History provides us a vivid example about the impossibility of determining the impact of a new dimension of warfare on the outcome of a conflict. Contrary to some current thinking, the contemporary technological context of war does not so much resemble the 1950s as the 1930s and the evolution of air power and air power strategy. In 1921, Guilio Douhet argued in his The Command of the Air that air power was revolutionary because it operated in the third dimension setting of a decade long debate about the impact of airplanes on warfare. He argued that since aircrafts could fly over ground forces, they would relegate land soldiers to secondary importance. The vastness of the sky made defense almost impossible, so the essence of air power was the offensive. The only defense was a good offense (similar to the United States Cyber Command active defense doctrine). The psychological effect of German bombing on France and Great Britain during the First World War led to an exaggerated fear of the capabilities of air power in Western Europe. British Prime Minister Baldwin stated in 1932 that “the bomber would always get through,” and the fear of Germany’s “knockout blow” against Paris or Britain led to a frenzied search for solutions.
The actual course of the war showed however that much of the fear of airpower was exaggerated. As a matter of fact, “the bombers did not always get through.” The German air force lost the Battle of Britain and the air war over Germany and Japan—although important and lethal—was not decisive in the outcome of the war. The British Royal Force, the German Luftwaffe and the United States Air Force did not achieve their strategic or operational objectives; air power supported, but could not replace, boots on the ground.
The true strategic impact of cyber weapons also may fall below expectations in a future war. Any historical analogy has its limits however. General Fang Fenghui’s rhetoric expresses the palpable fear in both China and the United States of the intrinsic vulnerability of their respective economies and critical information infrastructures to strategic cyber strikes.

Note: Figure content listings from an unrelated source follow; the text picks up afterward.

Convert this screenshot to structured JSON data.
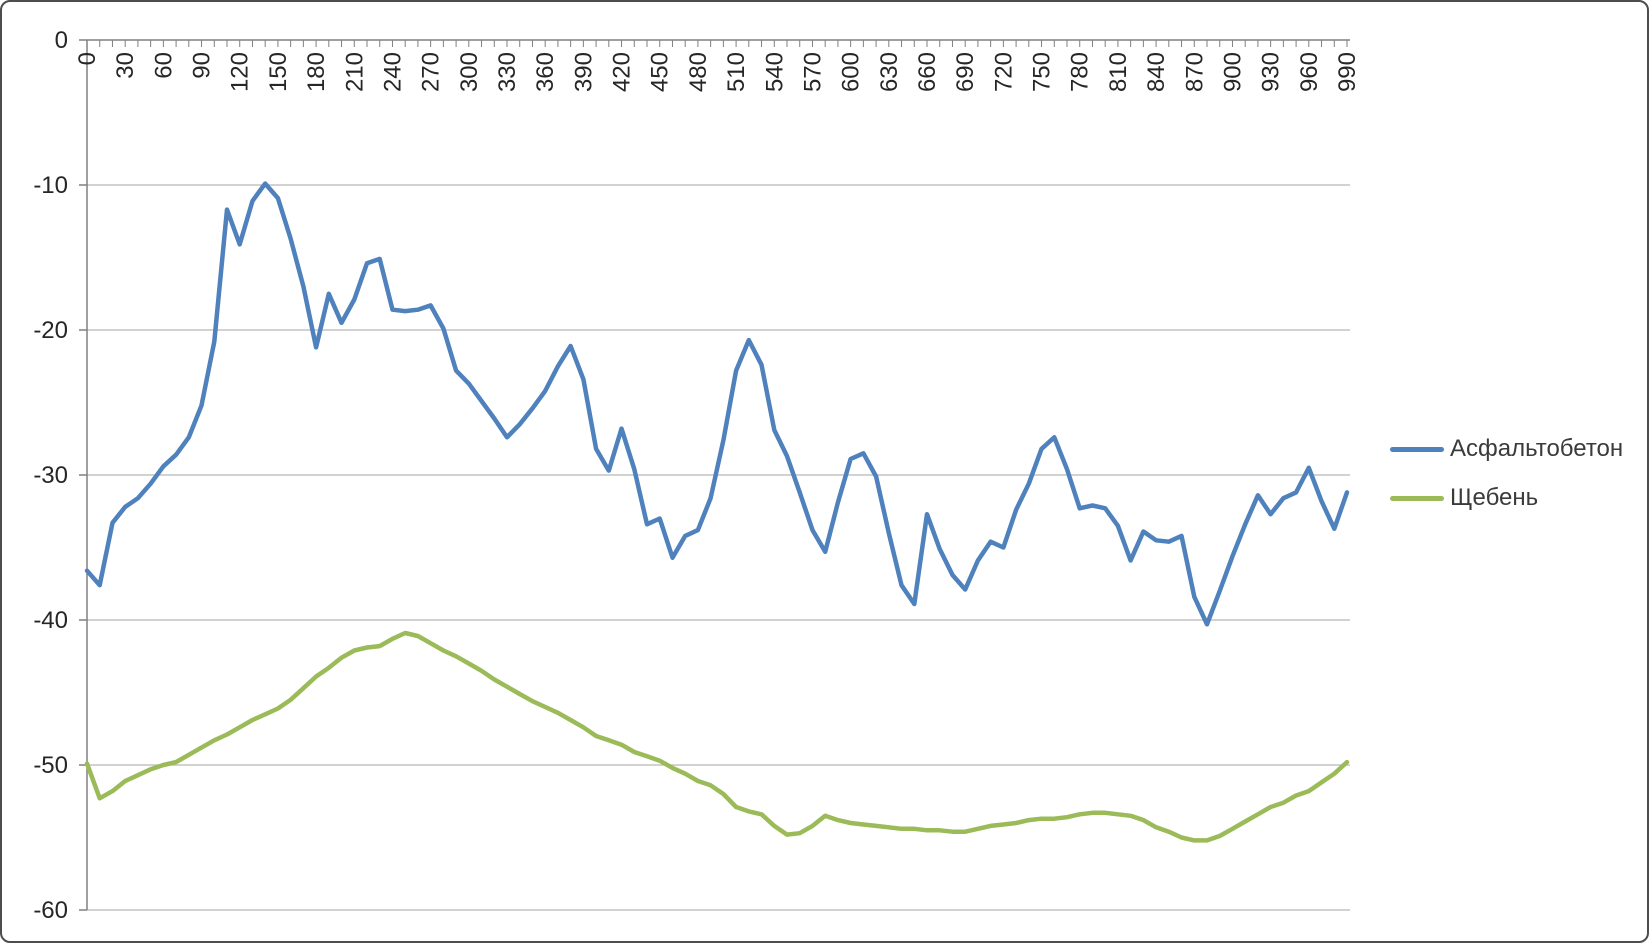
{
  "chart_data": {
    "type": "line",
    "title": "",
    "xlabel": "",
    "ylabel": "",
    "xlim": [
      0,
      990
    ],
    "ylim": [
      -60,
      0
    ],
    "grid": true,
    "legend_position": "right",
    "x_step": 10,
    "x_tick_labels": [
      0,
      30,
      60,
      90,
      120,
      150,
      180,
      210,
      240,
      270,
      300,
      330,
      360,
      390,
      420,
      450,
      480,
      510,
      540,
      570,
      600,
      630,
      660,
      690,
      720,
      750,
      780,
      810,
      840,
      870,
      900,
      930,
      960,
      990
    ],
    "y_ticks": [
      0,
      -10,
      -20,
      -30,
      -40,
      -50,
      -60
    ],
    "x": [
      0,
      10,
      20,
      30,
      40,
      50,
      60,
      70,
      80,
      90,
      100,
      110,
      120,
      130,
      140,
      150,
      160,
      170,
      180,
      190,
      200,
      210,
      220,
      230,
      240,
      250,
      260,
      270,
      280,
      290,
      300,
      310,
      320,
      330,
      340,
      350,
      360,
      370,
      380,
      390,
      400,
      410,
      420,
      430,
      440,
      450,
      460,
      470,
      480,
      490,
      500,
      510,
      520,
      530,
      540,
      550,
      560,
      570,
      580,
      590,
      600,
      610,
      620,
      630,
      640,
      650,
      660,
      670,
      680,
      690,
      700,
      710,
      720,
      730,
      740,
      750,
      760,
      770,
      780,
      790,
      800,
      810,
      820,
      830,
      840,
      850,
      860,
      870,
      880,
      890,
      900,
      910,
      920,
      930,
      940,
      950,
      960,
      970,
      980,
      990
    ],
    "series": [
      {
        "name": "Асфальтобетон",
        "color": "#4F81BD",
        "values": [
          -36.6,
          -37.6,
          -33.3,
          -32.2,
          -31.6,
          -30.6,
          -29.4,
          -28.6,
          -27.4,
          -25.2,
          -20.8,
          -11.7,
          -14.1,
          -11.1,
          -9.9,
          -10.9,
          -13.7,
          -17.0,
          -21.2,
          -17.5,
          -19.5,
          -17.9,
          -15.4,
          -15.1,
          -18.6,
          -18.7,
          -18.6,
          -18.3,
          -19.9,
          -22.8,
          -23.7,
          -24.9,
          -26.1,
          -27.4,
          -26.5,
          -25.4,
          -24.2,
          -22.5,
          -21.1,
          -23.4,
          -28.2,
          -29.7,
          -26.8,
          -29.6,
          -33.4,
          -33.0,
          -35.7,
          -34.2,
          -33.8,
          -31.6,
          -27.6,
          -22.8,
          -20.7,
          -22.4,
          -26.9,
          -28.7,
          -31.2,
          -33.8,
          -35.3,
          -31.9,
          -28.9,
          -28.5,
          -30.1,
          -34.0,
          -37.6,
          -38.9,
          -32.7,
          -35.1,
          -36.9,
          -37.9,
          -35.9,
          -34.6,
          -35.0,
          -32.4,
          -30.6,
          -28.2,
          -27.4,
          -29.6,
          -32.3,
          -32.1,
          -32.3,
          -33.5,
          -35.9,
          -33.9,
          -34.5,
          -34.6,
          -34.2,
          -38.4,
          -40.3,
          -38.0,
          -35.6,
          -33.4,
          -31.4,
          -32.7,
          -31.6,
          -31.2,
          -29.5,
          -31.8,
          -33.7,
          -31.2
        ]
      },
      {
        "name": "Щебень",
        "color": "#9BBB59",
        "values": [
          -49.9,
          -52.3,
          -51.8,
          -51.1,
          -50.7,
          -50.3,
          -50.0,
          -49.8,
          -49.3,
          -48.8,
          -48.3,
          -47.9,
          -47.4,
          -46.9,
          -46.5,
          -46.1,
          -45.5,
          -44.7,
          -43.9,
          -43.3,
          -42.6,
          -42.1,
          -41.9,
          -41.8,
          -41.3,
          -40.9,
          -41.1,
          -41.6,
          -42.1,
          -42.5,
          -43.0,
          -43.5,
          -44.1,
          -44.6,
          -45.1,
          -45.6,
          -46.0,
          -46.4,
          -46.9,
          -47.4,
          -48.0,
          -48.3,
          -48.6,
          -49.1,
          -49.4,
          -49.7,
          -50.2,
          -50.6,
          -51.1,
          -51.4,
          -52.0,
          -52.9,
          -53.2,
          -53.4,
          -54.2,
          -54.8,
          -54.7,
          -54.2,
          -53.5,
          -53.8,
          -54.0,
          -54.1,
          -54.2,
          -54.3,
          -54.4,
          -54.4,
          -54.5,
          -54.5,
          -54.6,
          -54.6,
          -54.4,
          -54.2,
          -54.1,
          -54.0,
          -53.8,
          -53.7,
          -53.7,
          -53.6,
          -53.4,
          -53.3,
          -53.3,
          -53.4,
          -53.5,
          -53.8,
          -54.3,
          -54.6,
          -55.0,
          -55.2,
          -55.2,
          -54.9,
          -54.4,
          -53.9,
          -53.4,
          -52.9,
          -52.6,
          -52.1,
          -51.8,
          -51.2,
          -50.6,
          -49.8
        ]
      }
    ]
  },
  "legend": {
    "items": [
      {
        "label": "Асфальтобетон",
        "color": "#4F81BD"
      },
      {
        "label": "Щебень",
        "color": "#9BBB59"
      }
    ]
  },
  "colors": {
    "gridline": "#C3C3C3",
    "axis": "#808080",
    "tick_text": "#262626",
    "background": "#FFFFFF",
    "border": "#4D4D4D"
  }
}
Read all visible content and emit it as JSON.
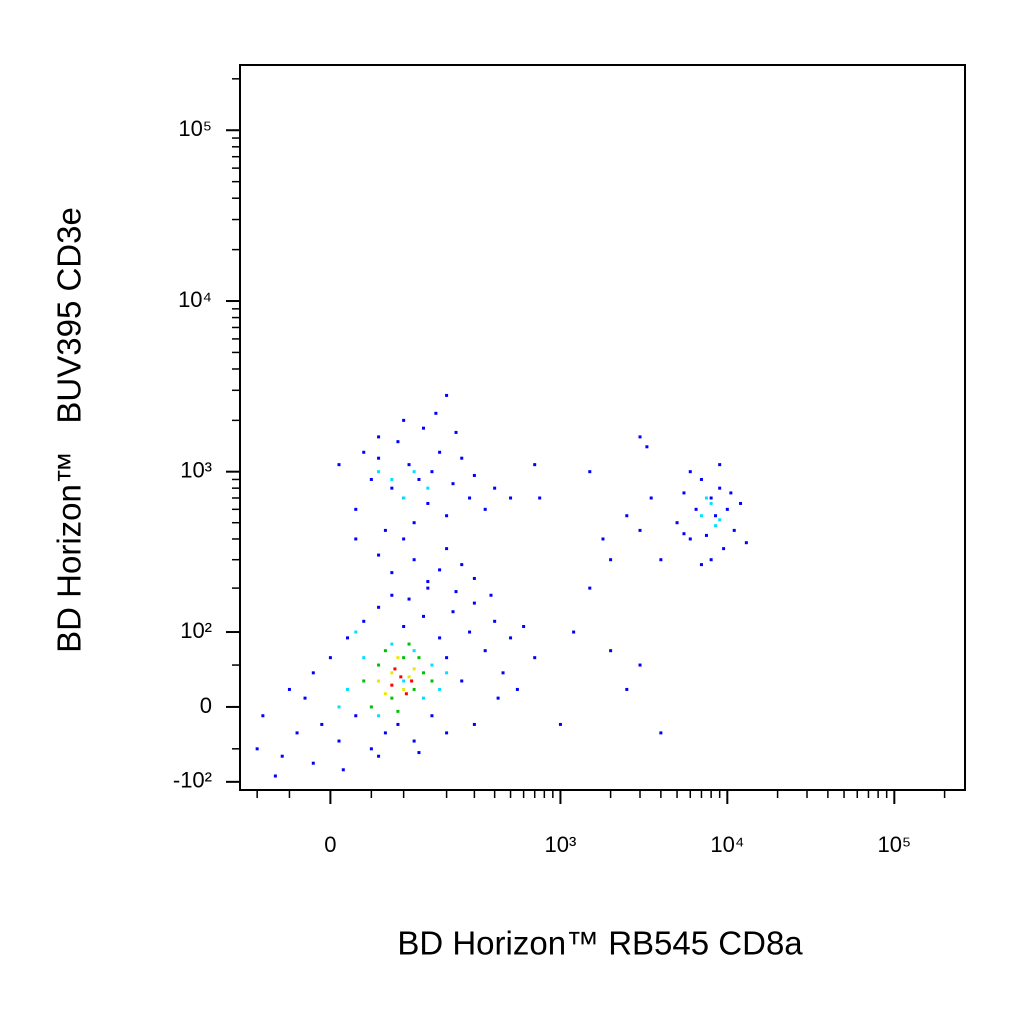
{
  "chart_data": {
    "type": "scatter",
    "xlabel": "BD Horizon™ RB545 CD8a",
    "ylabel": "BD Horizon™   BUV395 CD3e",
    "xscale": "biexponential",
    "yscale": "biexponential",
    "xlim": [
      -134,
      265000
    ],
    "ylim": [
      -115,
      241000
    ],
    "xticks": [
      0,
      {
        "value": 1000,
        "label": "10³"
      },
      {
        "value": 10000,
        "label": "10⁴"
      },
      {
        "value": 100000,
        "label": "10⁵"
      }
    ],
    "yticks": [
      {
        "value": -100,
        "label": "-10²"
      },
      0,
      {
        "value": 100,
        "label": "10²"
      },
      {
        "value": 1000,
        "label": "10³"
      },
      {
        "value": 10000,
        "label": "10⁴"
      },
      {
        "value": 100000,
        "label": "10⁵"
      }
    ],
    "xminorticks": [
      -100,
      -50,
      50,
      100,
      200,
      300,
      400,
      500,
      600,
      700,
      800,
      900,
      2000,
      3000,
      4000,
      5000,
      6000,
      7000,
      8000,
      9000,
      20000,
      30000,
      40000,
      50000,
      60000,
      70000,
      80000,
      90000,
      200000
    ],
    "yminorticks": [
      -50,
      50,
      200,
      300,
      400,
      500,
      600,
      700,
      800,
      900,
      2000,
      3000,
      4000,
      5000,
      6000,
      7000,
      8000,
      9000,
      20000,
      30000,
      40000,
      50000,
      60000,
      70000,
      80000,
      90000,
      200000
    ],
    "series": [
      {
        "color": "#0000ff",
        "x": [
          -30,
          -20,
          -10,
          0,
          10,
          20,
          30,
          40,
          50,
          60,
          70,
          80,
          90,
          100,
          120,
          140,
          160,
          180,
          200,
          220,
          250,
          280,
          300,
          350,
          400,
          450,
          500,
          550,
          600,
          -40,
          -50,
          -20,
          15,
          60,
          130,
          200,
          110,
          150,
          230,
          300,
          380,
          420,
          700,
          -60,
          -100,
          -90,
          -70,
          80,
          120,
          150,
          200,
          250,
          100,
          180,
          300,
          60,
          30,
          50,
          60,
          70,
          80,
          90,
          100,
          110,
          120,
          130,
          140,
          150,
          160,
          180,
          200,
          220,
          250,
          280,
          300,
          350,
          400,
          60,
          40,
          170,
          200,
          100,
          230,
          500,
          30,
          10,
          5000,
          5500,
          6000,
          6500,
          7000,
          7500,
          8000,
          8500,
          9000,
          9500,
          10000,
          11000,
          12000,
          6000,
          8000,
          9000,
          7000,
          13000,
          5500,
          10500,
          1200,
          2000,
          3000,
          2500,
          4000,
          1500,
          2000,
          3000,
          3500,
          2500,
          1800,
          4000,
          3000,
          3300,
          1500,
          700,
          750,
          1000
        ],
        "y": [
          10,
          40,
          -20,
          60,
          -40,
          90,
          -10,
          120,
          -50,
          150,
          -30,
          180,
          -20,
          110,
          -40,
          130,
          -10,
          90,
          60,
          140,
          30,
          100,
          -20,
          70,
          120,
          40,
          90,
          20,
          110,
          -30,
          20,
          -70,
          -80,
          -60,
          -55,
          -30,
          170,
          200,
          190,
          160,
          180,
          10,
          60,
          -60,
          -50,
          -10,
          -90,
          250,
          300,
          220,
          350,
          280,
          400,
          260,
          230,
          320,
          600,
          900,
          1200,
          450,
          800,
          1500,
          700,
          1100,
          500,
          900,
          1800,
          650,
          1000,
          1300,
          550,
          850,
          1200,
          700,
          950,
          600,
          800,
          1600,
          1300,
          2200,
          2800,
          2000,
          1700,
          700,
          400,
          1100,
          500,
          750,
          400,
          600,
          900,
          420,
          700,
          550,
          800,
          350,
          600,
          450,
          650,
          1000,
          300,
          1100,
          280,
          380,
          430,
          750,
          100,
          70,
          50,
          20,
          -30,
          200,
          300,
          450,
          700,
          550,
          400,
          300,
          1600,
          1400,
          1000,
          1100,
          700,
          -20
        ]
      },
      {
        "color": "#00e0ff",
        "x": [
          20,
          40,
          60,
          80,
          100,
          120,
          140,
          160,
          180,
          30,
          200,
          10,
          80,
          120,
          150,
          100,
          60,
          7000,
          8000,
          8500,
          7500,
          9000
        ],
        "y": [
          20,
          60,
          -10,
          80,
          30,
          70,
          10,
          50,
          20,
          100,
          40,
          0,
          900,
          1000,
          800,
          700,
          1000,
          550,
          650,
          480,
          700,
          520
        ]
      },
      {
        "color": "#00c000",
        "x": [
          40,
          60,
          80,
          100,
          120,
          140,
          50,
          90,
          110,
          70,
          130,
          160
        ],
        "y": [
          30,
          50,
          10,
          60,
          20,
          40,
          0,
          -5,
          80,
          70,
          60,
          30
        ]
      },
      {
        "color": "#e8e800",
        "x": [
          60,
          80,
          100,
          120,
          70,
          90,
          110
        ],
        "y": [
          30,
          40,
          20,
          45,
          15,
          60,
          35
        ]
      },
      {
        "color": "#ff0000",
        "x": [
          80,
          95,
          105,
          85,
          115
        ],
        "y": [
          25,
          35,
          15,
          45,
          30
        ]
      }
    ]
  }
}
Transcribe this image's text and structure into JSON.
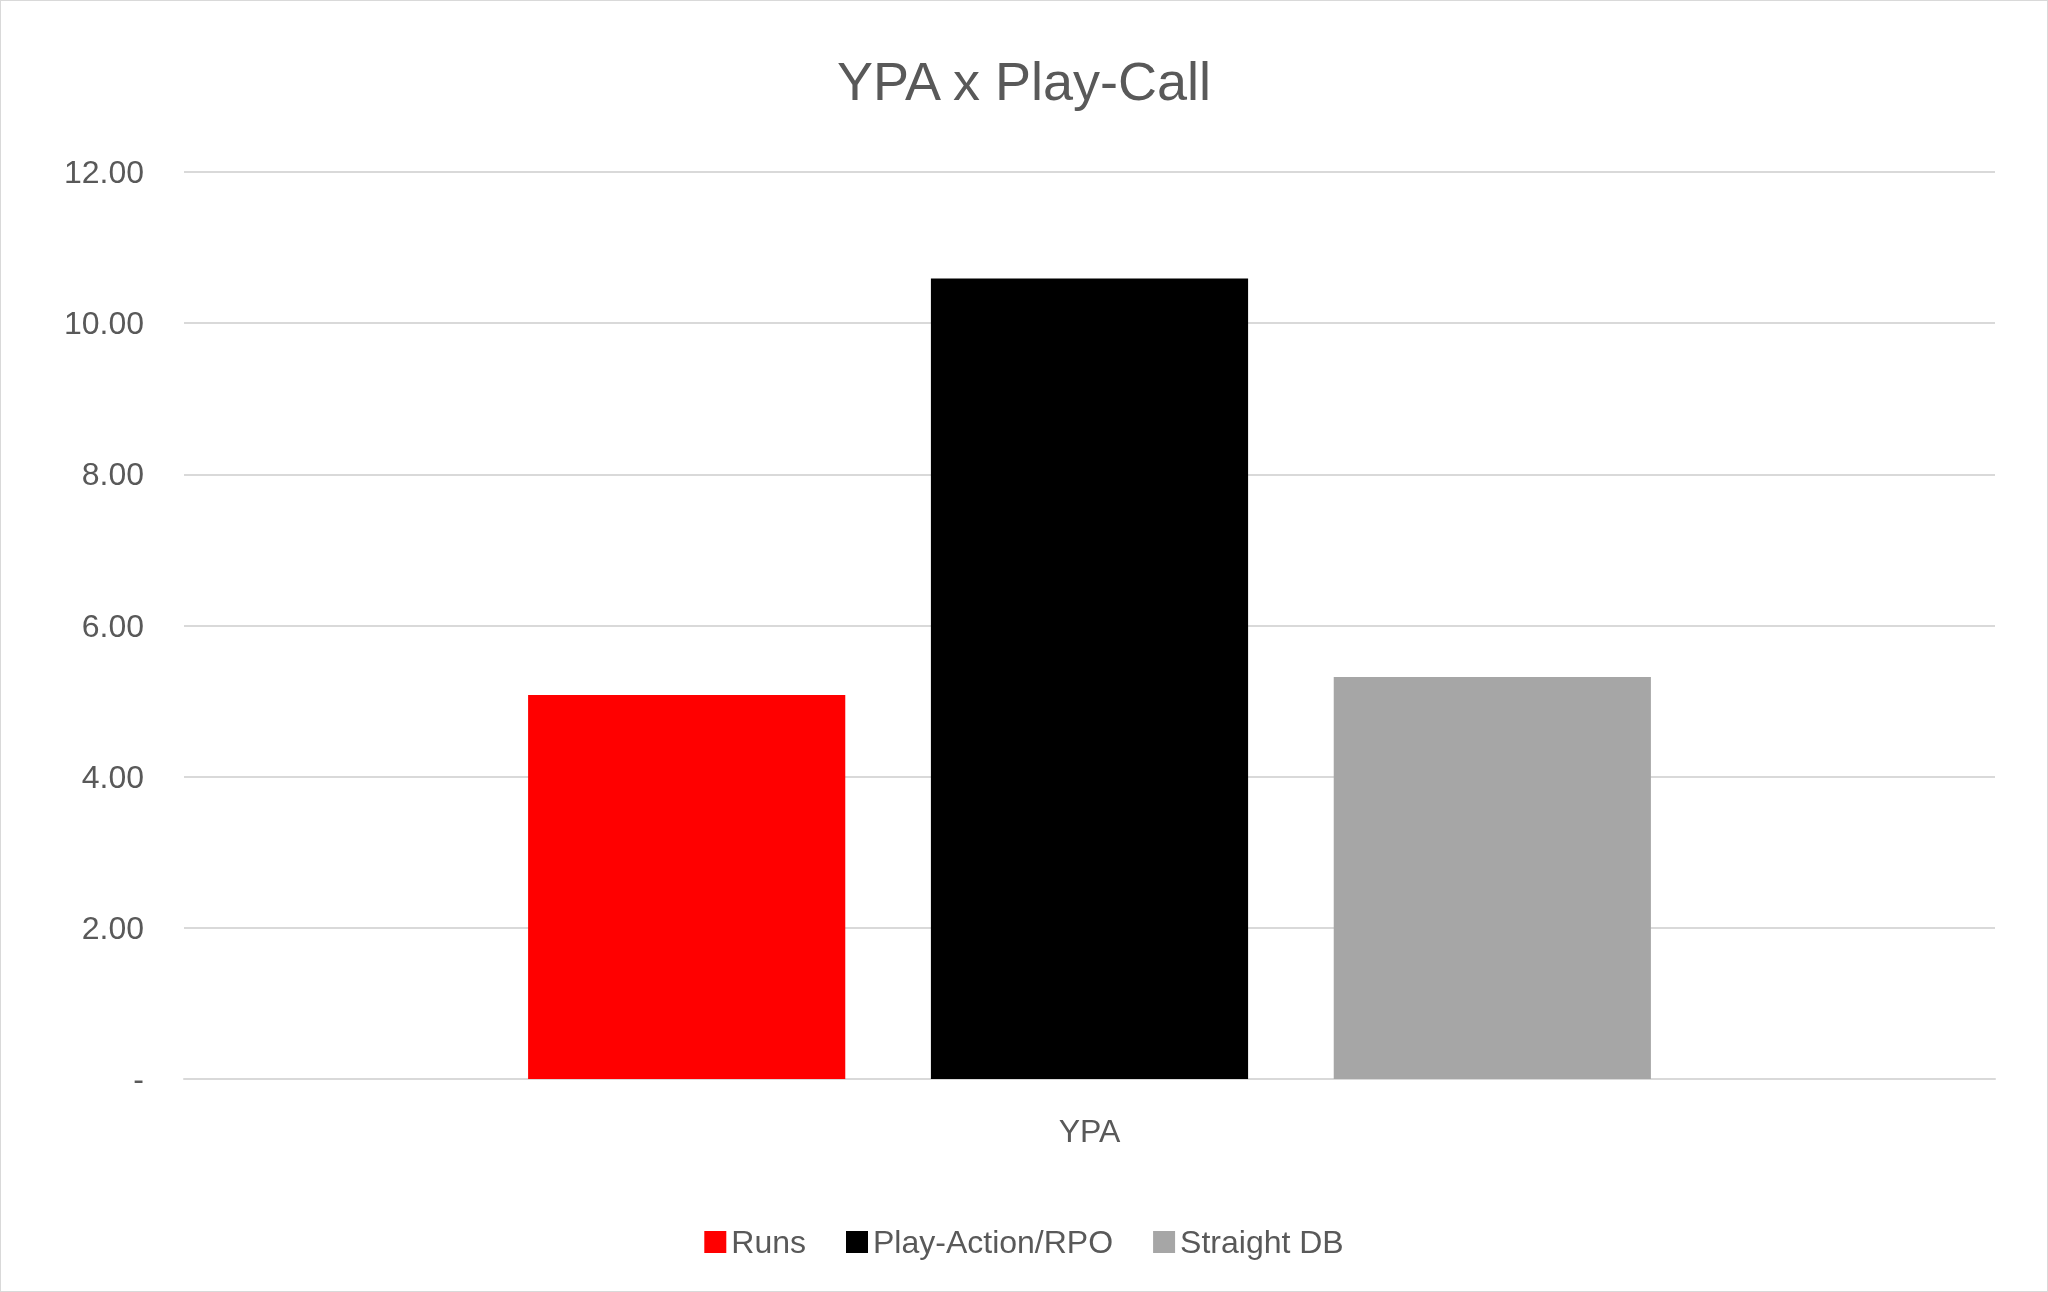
{
  "chart_data": {
    "type": "bar",
    "title": "YPA x Play-Call",
    "categories": [
      "YPA"
    ],
    "series": [
      {
        "name": "Runs",
        "color": "#ff0000",
        "values": [
          5.08
        ]
      },
      {
        "name": "Play-Action/RPO",
        "color": "#000000",
        "values": [
          10.59
        ]
      },
      {
        "name": "Straight DB",
        "color": "#a6a6a6",
        "values": [
          5.32
        ]
      }
    ],
    "ylim": [
      0,
      12
    ],
    "yticks": [
      {
        "value": 0,
        "label": "-"
      },
      {
        "value": 2,
        "label": "2.00"
      },
      {
        "value": 4,
        "label": "4.00"
      },
      {
        "value": 6,
        "label": "6.00"
      },
      {
        "value": 8,
        "label": "8.00"
      },
      {
        "value": 10,
        "label": "10.00"
      },
      {
        "value": 12,
        "label": "12.00"
      }
    ],
    "grid": "y",
    "legend": "bottom"
  }
}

Some long-time students of Chinese military policy take Fang’s warning very seriously, although not at face value. Dr. Greg Austin, a Professorial Fellow at the EastWest Institute, reminds us that in 1996 Professor Joseph Nye and Admiral Bill Owens together warned that the advent of information weapons and infrastructure may affect strategic deterrence. Says Austin, “those who relegate information warfare to an artificial and compartmented construct similar to air power are ignoring how overarching strategies for information dominance, held both by China and the United States, have altered the calculus of risk for use of a nuclear missile strike.” The trouble with this view, credible as it maybe, is that we can’t see the physical evidence in the public domain. We need to be able to access some part of the substance of this new and evolving theater of cyber warfare before we can see more clearly what will land “on the beach” of our fears.
Franz-Stefan Gady is a Senior Fellow at the EastWest Institute.